Artificial stupidity blithely consuming and regurgitating the output of artificial stupidity will be the final nail in the coffin of any idea that objective accurate information exists anywhere about anything.
It’ll be this, all the way down:
It reminds me of a kid who answers questions with the first thing that pops into their head, just to be done with it.
I would recommend checking with the county health department. That’s where I usually get my flu shot.
Weird. Just tried the same thing with Google, and it gave 50,189,209 as its AI answer, and a link to the Wiki page for the 1880 US census, which contained the same number.
That said, I do find that Google’s inline AI answer is among the worst of the available models. Probably because it’s too costly to use a more accurate model on every web search.
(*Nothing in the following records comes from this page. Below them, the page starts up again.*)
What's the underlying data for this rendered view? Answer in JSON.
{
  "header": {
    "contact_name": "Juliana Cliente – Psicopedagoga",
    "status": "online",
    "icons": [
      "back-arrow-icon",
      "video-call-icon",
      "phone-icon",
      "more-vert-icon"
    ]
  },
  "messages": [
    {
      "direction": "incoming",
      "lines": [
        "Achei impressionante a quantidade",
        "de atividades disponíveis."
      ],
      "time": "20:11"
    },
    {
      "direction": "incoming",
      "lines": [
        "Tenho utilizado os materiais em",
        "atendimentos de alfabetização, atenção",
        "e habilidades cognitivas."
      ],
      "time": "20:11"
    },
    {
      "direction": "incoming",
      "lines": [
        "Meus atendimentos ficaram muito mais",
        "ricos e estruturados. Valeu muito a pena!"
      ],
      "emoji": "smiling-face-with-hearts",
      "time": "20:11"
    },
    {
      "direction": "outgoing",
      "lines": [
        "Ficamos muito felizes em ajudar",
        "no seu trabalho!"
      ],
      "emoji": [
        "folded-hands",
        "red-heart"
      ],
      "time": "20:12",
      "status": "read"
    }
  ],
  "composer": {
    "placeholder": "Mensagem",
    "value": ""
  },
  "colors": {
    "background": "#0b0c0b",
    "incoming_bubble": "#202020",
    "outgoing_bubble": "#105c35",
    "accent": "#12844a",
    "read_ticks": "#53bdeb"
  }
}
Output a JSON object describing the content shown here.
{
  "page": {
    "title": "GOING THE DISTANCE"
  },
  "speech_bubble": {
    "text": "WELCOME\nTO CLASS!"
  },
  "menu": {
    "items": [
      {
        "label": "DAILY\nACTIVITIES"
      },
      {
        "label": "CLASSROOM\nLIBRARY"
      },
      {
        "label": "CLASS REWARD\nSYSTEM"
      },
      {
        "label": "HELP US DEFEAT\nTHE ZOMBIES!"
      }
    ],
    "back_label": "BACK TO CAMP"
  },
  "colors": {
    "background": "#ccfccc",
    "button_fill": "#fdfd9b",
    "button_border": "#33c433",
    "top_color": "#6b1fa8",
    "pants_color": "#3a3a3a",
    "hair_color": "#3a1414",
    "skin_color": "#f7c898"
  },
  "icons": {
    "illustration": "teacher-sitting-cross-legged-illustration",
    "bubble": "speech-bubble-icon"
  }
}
That’s almost exactly what it is when not using “thinking” mode. The tokens arrive whether or not they correspond to something accurate, and there is no opportunity to self-correct before “speaking”. Hence why the better models all support “thinking”, where they have a sort of internal monologue before presenting the answer.
One word: Bing
I guess there is an AI search that’s worse than Google’s.
Indeed there is. What can I say: Mistakes were made. ![]()
Me two days ago.
Today:
Colorado officials on Wednesday issued public health orders aimed at making it easier for Coloradans to receive a COVID vaccine booster this fall.
The orders essentially create a standing prescription allowing for any Coloradan ages 6 months or older to receive a COVID shot if they or their parents choose. That is significant because pharmacy heavyweights CVS and Walgreens, amid confusion over federal vaccine policy, have thus far refused to administer COVID shots this year to anyone in Colorado without a doctor’s prescription.
Still the same qualifiers if you’re under 65, but at least the additional steps got cut out. I’m also hoping that given a week or two to settle out, the carrier will now consider coverage for it. ![]()
Aside, while Colorado isn’t a perfect state, at times like this I’m glad it can actually move forward to try to do right by it’s citizens. Though I’m sure that here in Colorado Springs there will be plenty of openings to get a shot. ![]()
ChatGPT once told me the USA and Japan were allies during World War II. That came as news to me.
Anyhow, I don’t know what availability is like in other states, but here in Texas, the Covid shots seem to be readily available in CVS pharmacy by online appointment. I’ve got mine booked a couple weeks from now.
IOW the meds are relatively plentiful when the public’s prevailing local political sentiment doesn’t want them.
Sometimes living in a proudly ignorant red area pays off.
Still no Covid vaccines in Pennsylvania but our state has also done some work eliminating some of the intervening complications regarding approval.